Start a blog and write about your experiences learning to code, and developing projects. Create resources for others. Can’t find any documentation or instructions referring to something you accomplished? Write about it. Link to your blog on your portfolio. You might even make it part of it.

Freelance projects

Do small freelance projects. Offer to tweak websites or redesign a website for a non-profit. Ask friends & family if they have anything they want done, so you can build experience and prove you can get work done to an external deadline. You may not be able to provide the source code but you sure can link to it.


You might find it useful to add testimonials for your freelance work.


Make your personal project code public on github. If you have to make your code public you’ll think more deeply about how you’re going about it.

Offline communities

Participate in offline communities. For example, Ruby has two monthly meetup in sydney called Ruby on rails Oceania Sydney, and Sydney Ruby.

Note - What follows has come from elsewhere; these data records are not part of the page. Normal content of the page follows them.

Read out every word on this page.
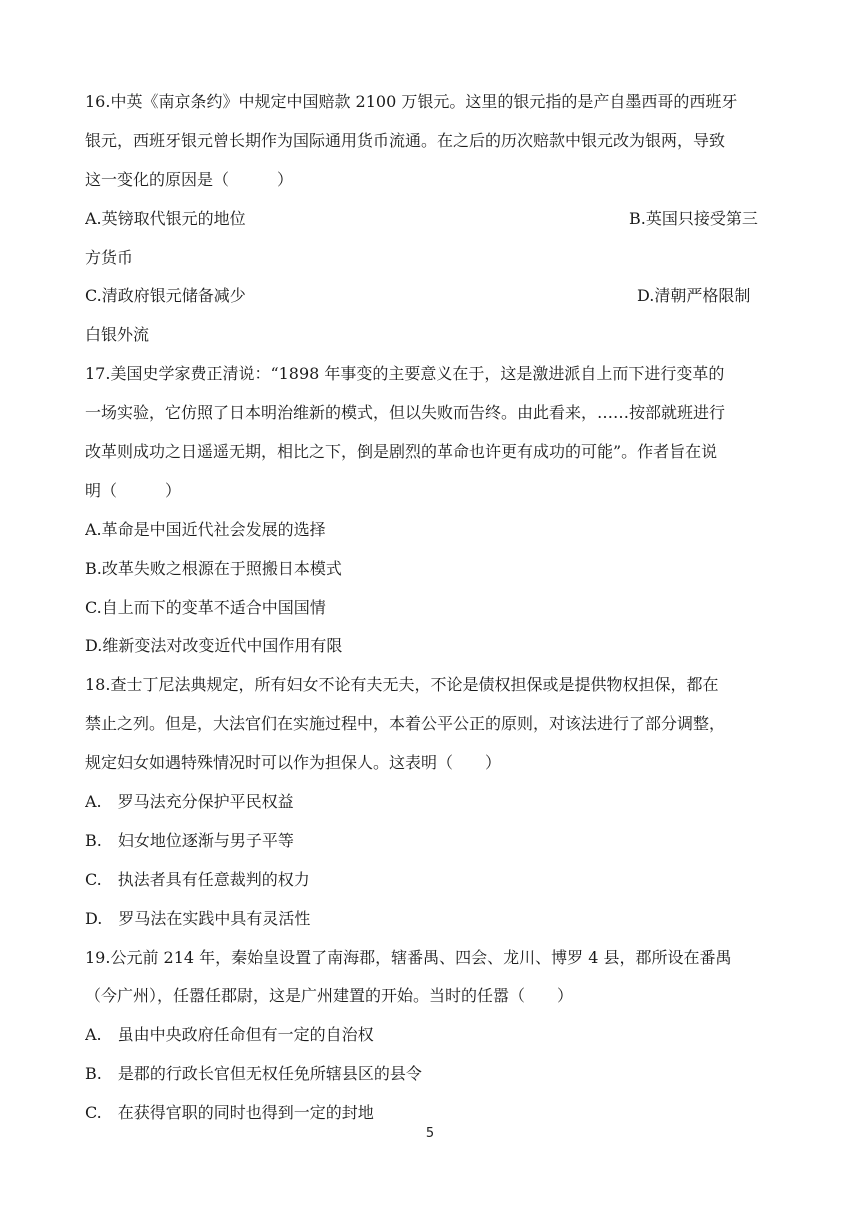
16.中英《南京条约》中规定中国赔款 2100 万银元。这里的银元指的是产自墨西哥的西班牙
银元，西班牙银元曾长期作为国际通用货币流通。在之后的历次赔款中银元改为银两，导致
这一变化的原因是（　　　）
A.英镑取代银元的地位	B.英国只接受第三
方货币
C.清政府银元储备减少	D.清朝严格限制
白银外流
17.美国史学家费正清说：“1898 年事变的主要意义在于，这是激进派自上而下进行变革的
一场实验，它仿照了日本明治维新的模式，但以失败而告终。由此看来，……按部就班进行
改革则成功之日遥遥无期，相比之下，倒是剧烈的革命也许更有成功的可能”。作者旨在说
明（　　　）
A.革命是中国近代社会发展的选择
B.改革失败之根源在于照搬日本模式
C.自上而下的变革不适合中国国情
D.维新变法对改变近代中国作用有限
18.查士丁尼法典规定，所有妇女不论有夫无夫，不论是债权担保或是提供物权担保，都在
禁止之列。但是，大法官们在实施过程中，本着公平公正的原则，对该法进行了部分调整，
规定妇女如遇特殊情况时可以作为担保人。这表明（　　）
A.　罗马法充分保护平民权益
B.　妇女地位逐渐与男子平等
C.　执法者具有任意裁判的权力
D.　罗马法在实践中具有灵活性
19.公元前 214 年，秦始皇设置了南海郡，辖番禺、四会、龙川、博罗 4 县，郡所设在番禺
（今广州），任嚣任郡尉，这是广州建置的开始。当时的任嚣（　　）
A.　虽由中央政府任命但有一定的自治权
B.　是郡的行政长官但无权任免所辖县区的县令
C.　在获得官职的同时也得到一定的封地
5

Attend other meetups too. Do you also do web design? Take an interest in information security? Want to become a DBA? Really really like CSS? Meetups exist for that too, and they are easy to find. Companies are often looking for employees with a unique confluence of skills that is just right for them (and for you!). For example, PwC wants accountants who can code.

Why join meetups? You can get to know other Rubyists in industry, and make yourself known to recruiters or others who could refer you. Recruiters often attend meetups so they can keep up with the latest developments in technology.

There are hackathons to attend as well, where you can meet and share knowledge with and network with people from all over the development field, and learn how to apply it to different industries. Just recently in Sydney, there have been hackathons centred on Law, and Space, which we both sponsored.


Always be learning. Programming is a field which is always changing, with new languages and platforms and libraries coming out and changing every day. Keep on top of it, and prove it in your portfolio.

Outstanding domain knowledge and skills outside development.

Do you have skills outside of development? You could use them to get a job which combines those skills with web dev. A small company may prefer hiring someone who understand their industry well.

Interview Prep


Practice answering questions

Talk about side projects

This could be you!

Junior developer jobs may be different in tech companies to non-tech companies that just have a tech team.

Requirements are usually more specific for non-tech companies, and you would usually have more responsibility, while in tech companies it would be more useful to have a junior with a broad range of skills.

Regardless, junior developer jobs are usually something small. When you start, your role is to help the rest of the dev team by getting little, but important things out of the way. At this stage you are definitely still learning to code, which means you will be assigned tasks to help you improve your skill and knowledge as a developer.

This means bug-fixing, testing, research, assisting senior developers with harder projects, optimisation & basic organisational tasks assisting project managers and tech leads, writing or integrating third party APIs. Internal tools are another task you would be entrusted with. Mostly you will be watching, reworking, assisting & fixing. As you spend so much time communicating it is important that you have good people skills, and a questioning mindset.

Eventually you’ll move into developing new features (or websites!) when you’ve gained the ability to complete whole tasks without assistance.